The first side is inhabited by The Austrasian Goat, the new solo project from Julien Louvet of French sludge-metallers Shallnotkill; we just listed the out-of-print debut LP from Austrasian Goat in our last C-Blast store update, which I described as "a creeping funeral dirge; plodding ultraheavy drums, swathes of grim minor key ambient keyboards, corroded slo-mo riffing creeping at a tectonic pace, and almost medieval sounding orchestral parts combine with Louvet's rasping, echo-chamber shriek into a bleak, atmospheric funeral fog interspersed with brief passages of dark ambience or weeping orchestral strings, a sort of crushing, abstract necro-misery somewhere in between Nortt, Skitliv and Burning Witch." The three songs that are featured here continue in that vein, beginning with the brief intro "Ab Irato", a mesmeric wash of abstract piano and blackened ambience with roaring distorted guitars surging up towards the surface from inky depths, and then moving into the swirling symphonic hellstorm of "AFBM". Still dense and asbtract, this is one of my favorite Austrasian Goat songs, a murky blast of funereal melody and blackened shrieks that drift on a sea of reverb, then suddenly the orchestral strings and glacial doom riffs and droning synths suddenly part and the music is overtaken by an AWESOME blackened thrash riff, all chunky and buzzing, shredding through the graveyard mist like an iron scythe, and it is one of the coolest songs that I've heard so far from Austrasian Goat. The third track "Ad Nauseam" is a majestic dirge, similiar to Agalloch somewhat, but cloaked in reverb and synthesizers and billlowing clouds of ambient drift.

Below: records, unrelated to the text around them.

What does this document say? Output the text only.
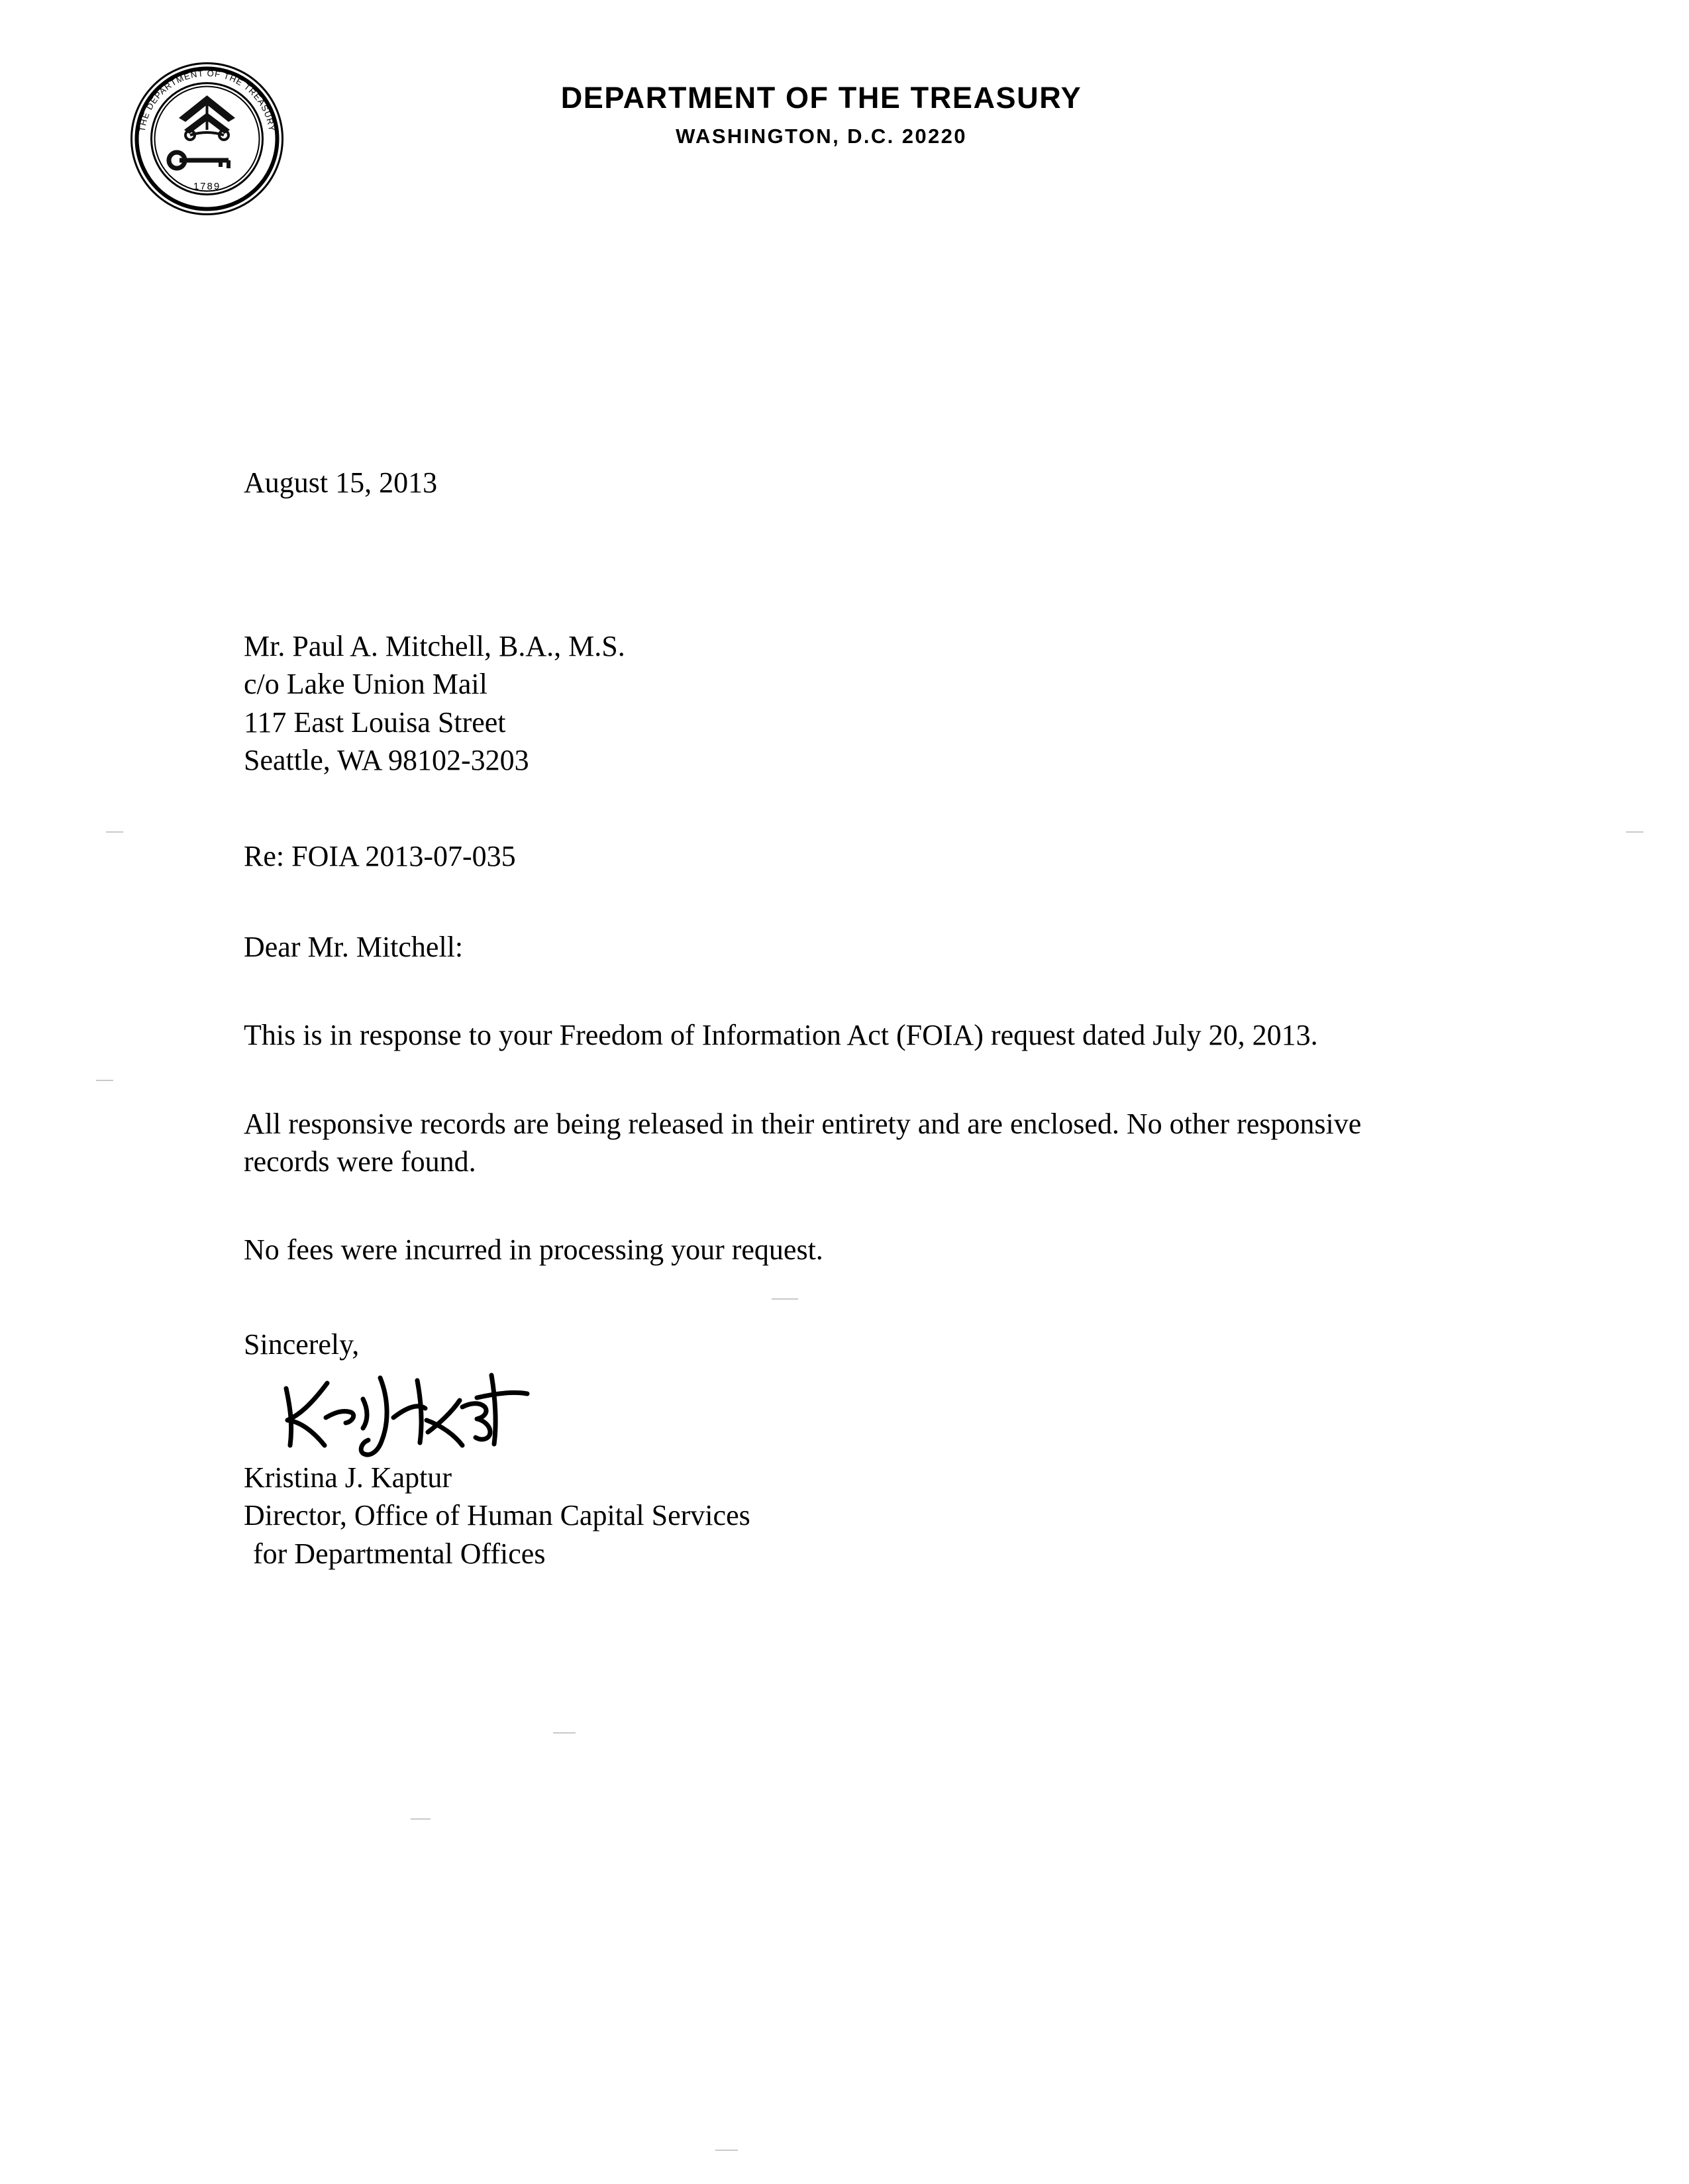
1789
THE DEPARTMENT OF THE TREASURY
DEPARTMENT OF THE TREASURY
WASHINGTON, D.C. 20220
August 15, 2013
Mr. Paul A. Mitchell, B.A., M.S.
c/o Lake Union Mail
117 East Louisa Street
Seattle, WA 98102-3203
Re: FOIA 2013-07-035
Dear Mr. Mitchell:
This is in response to your Freedom of Information Act (FOIA) request dated July 20, 2013.
All responsive records are being released in their entirety and are enclosed. No other responsive records were found.
No fees were incurred in processing your request.
Sincerely,
Kristina J. Kaptur
Director, Office of Human Capital Services
for Departmental Offices
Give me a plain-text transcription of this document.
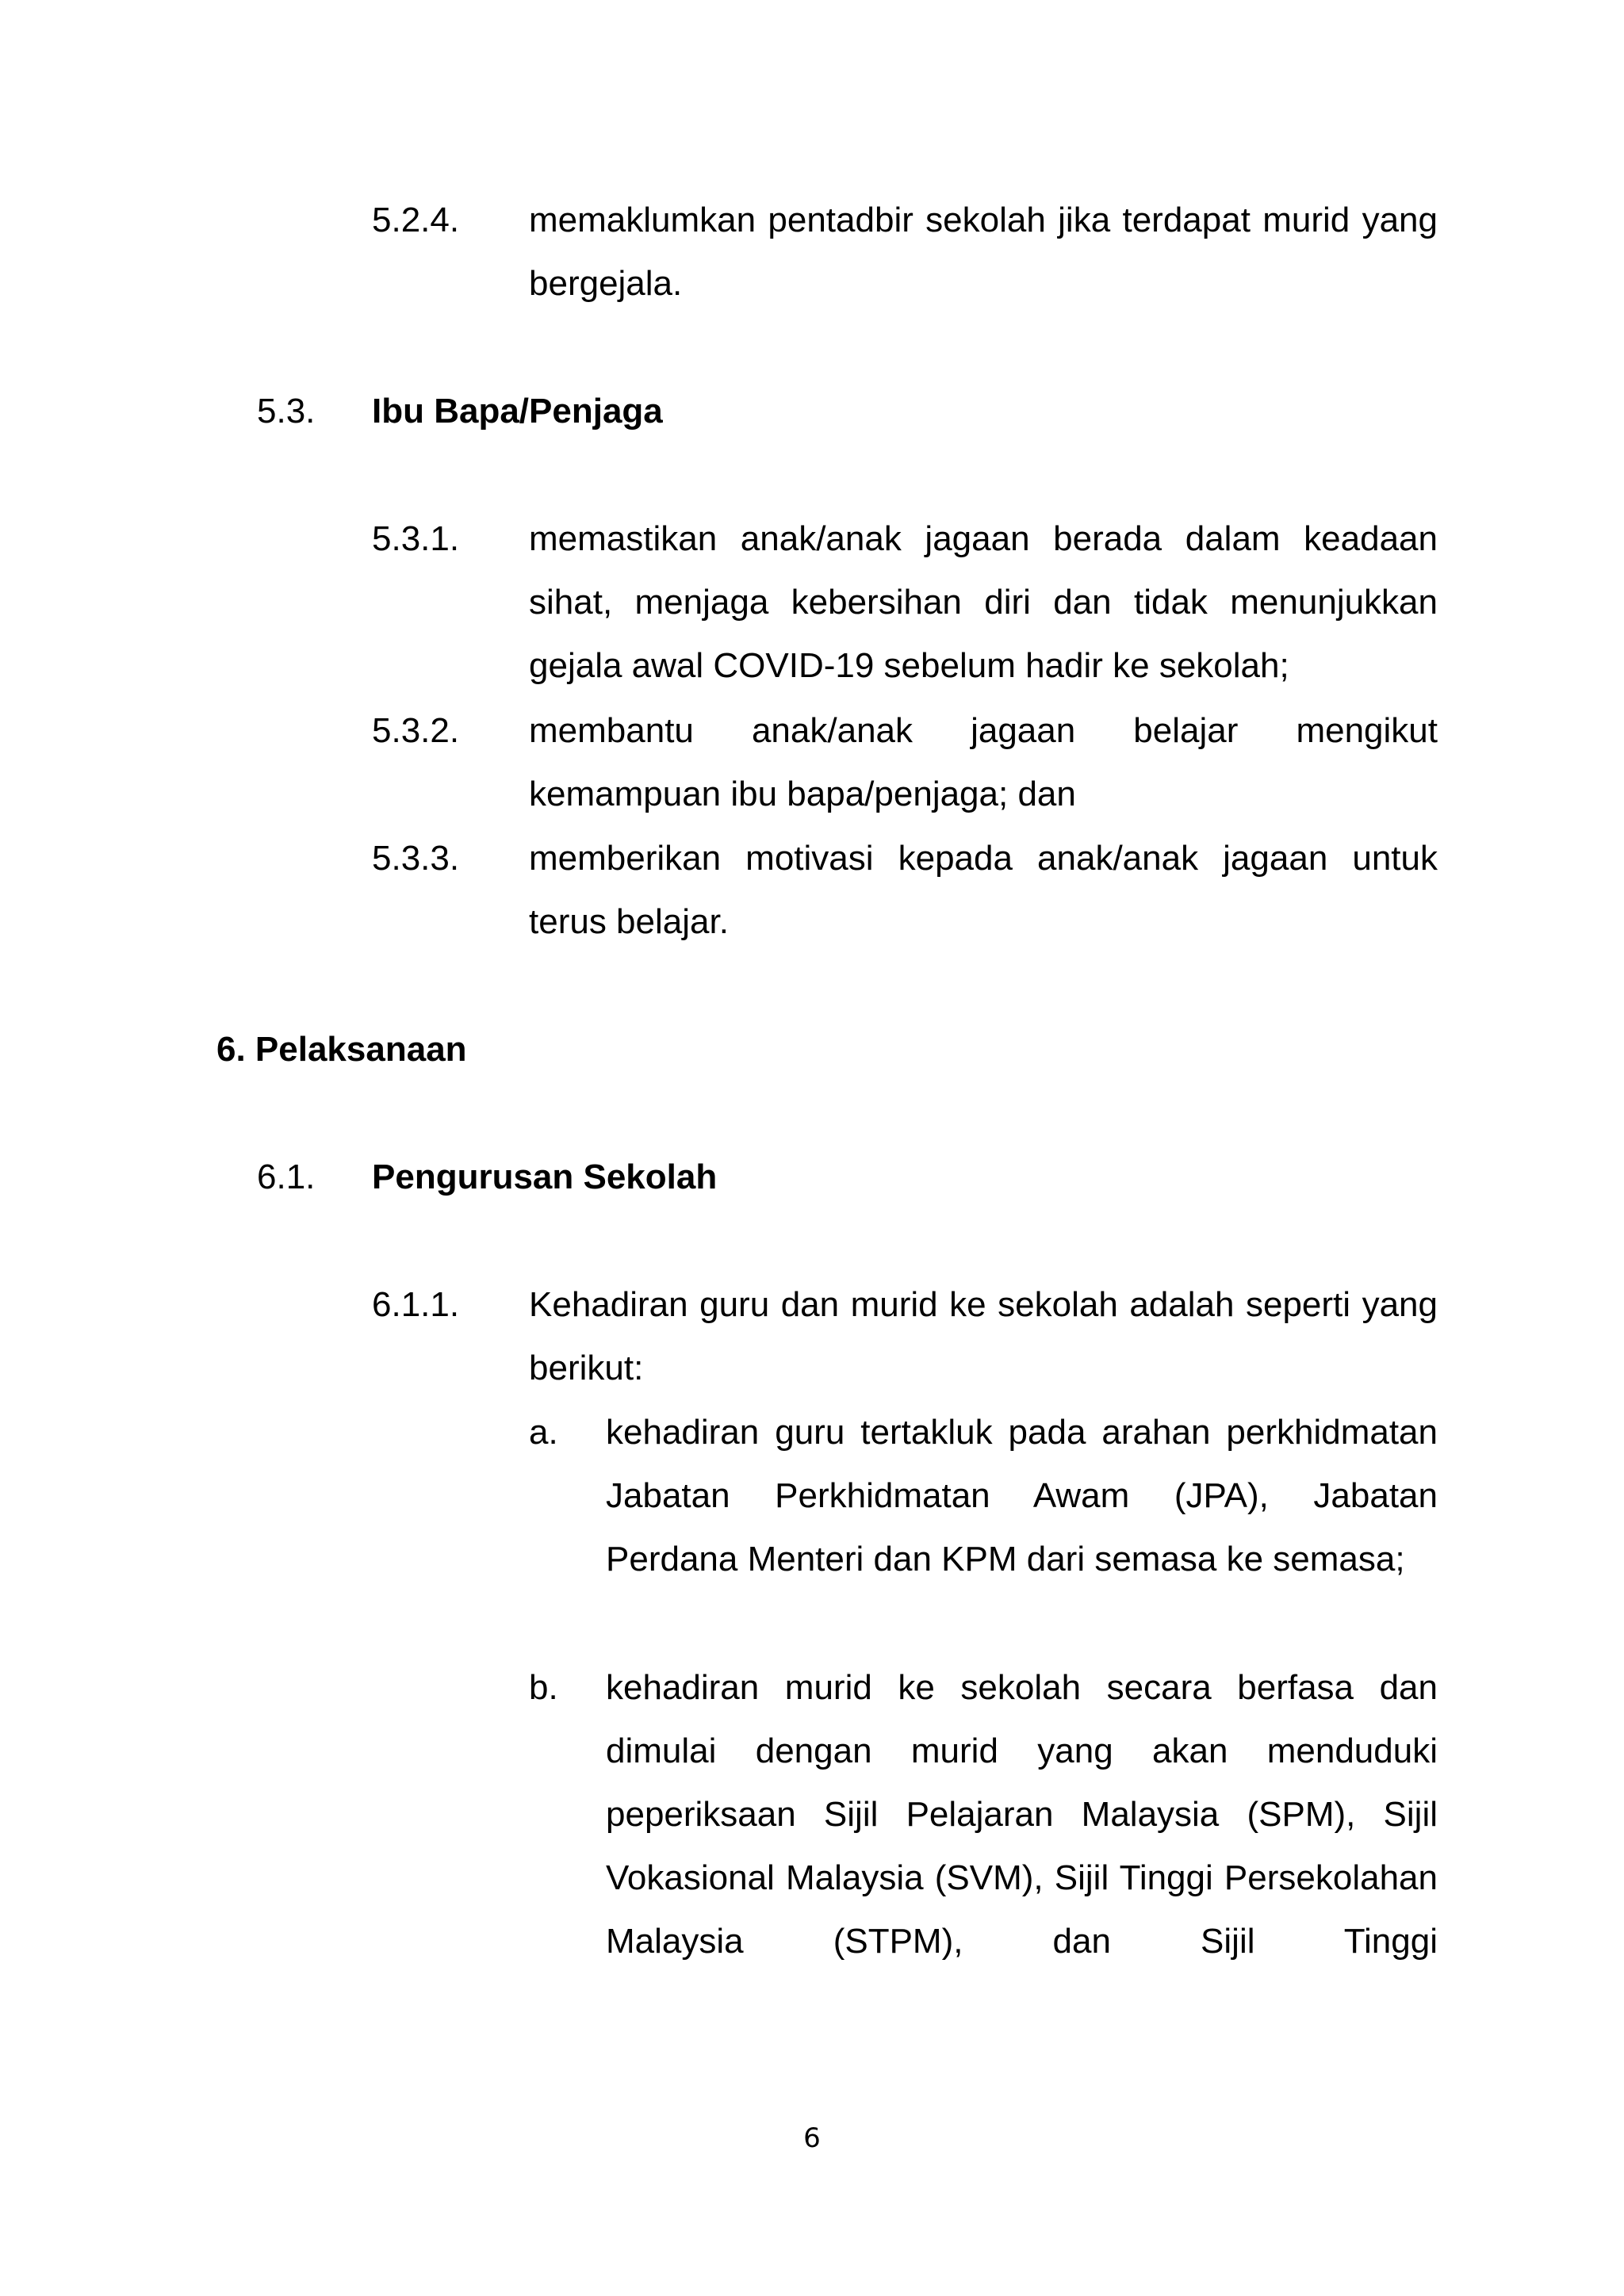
5.2.4. memaklumkan pentadbir sekolah jika terdapat murid yang bergejala.
5.3. Ibu Bapa/Penjaga
5.3.1. memastikan anak/anak jagaan berada dalam keadaan sihat, menjaga kebersihan diri dan tidak menunjukkan gejala awal COVID-19 sebelum hadir ke sekolah;
5.3.2. membantu anak/anak jagaan belajar mengikut kemampuan ibu bapa/penjaga; dan
5.3.3. memberikan motivasi kepada anak/anak jagaan untuk terus belajar.
6. Pelaksanaan
6.1. Pengurusan Sekolah
6.1.1. Kehadiran guru dan murid ke sekolah adalah seperti yang berikut:
a. kehadiran guru tertakluk pada arahan perkhidmatan Jabatan Perkhidmatan Awam (JPA), Jabatan Perdana Menteri dan KPM dari semasa ke semasa;
b. kehadiran murid ke sekolah secara berfasa dan dimulai dengan murid yang akan menduduki peperiksaan Sijil Pelajaran Malaysia (SPM), Sijil Vokasional Malaysia (SVM), Sijil Tinggi Persekolahan Malaysia (STPM), dan Sijil Tinggi
6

From there, the record slips into a black chasm with Never Presence Forever. NPF's side features a single long track called "The Condition Of Not Existing", which had been recorded some time ago but was never released prior to this split. This piece is a perfect example of why Never Presence Forever is one of the most sorely overlooked artists in the dark ambient/industrial field; the track begins in a flutter of electrical hum and reverberations that sound like they are being emitted from an unseen engine, an endless buzzing and humming that eventually fades off, replaced by heavy, slow-motion drift and feedback, a mournful minor-key melody slowly unfolding around washes of heavy amplifier drone and cavernous rumblings. This piece is great, one of the better releases that I have heard from Never Presence Forever, like hearing Vinterriket performing with Troum and armed with heavier tones and louder amplifiers than usual.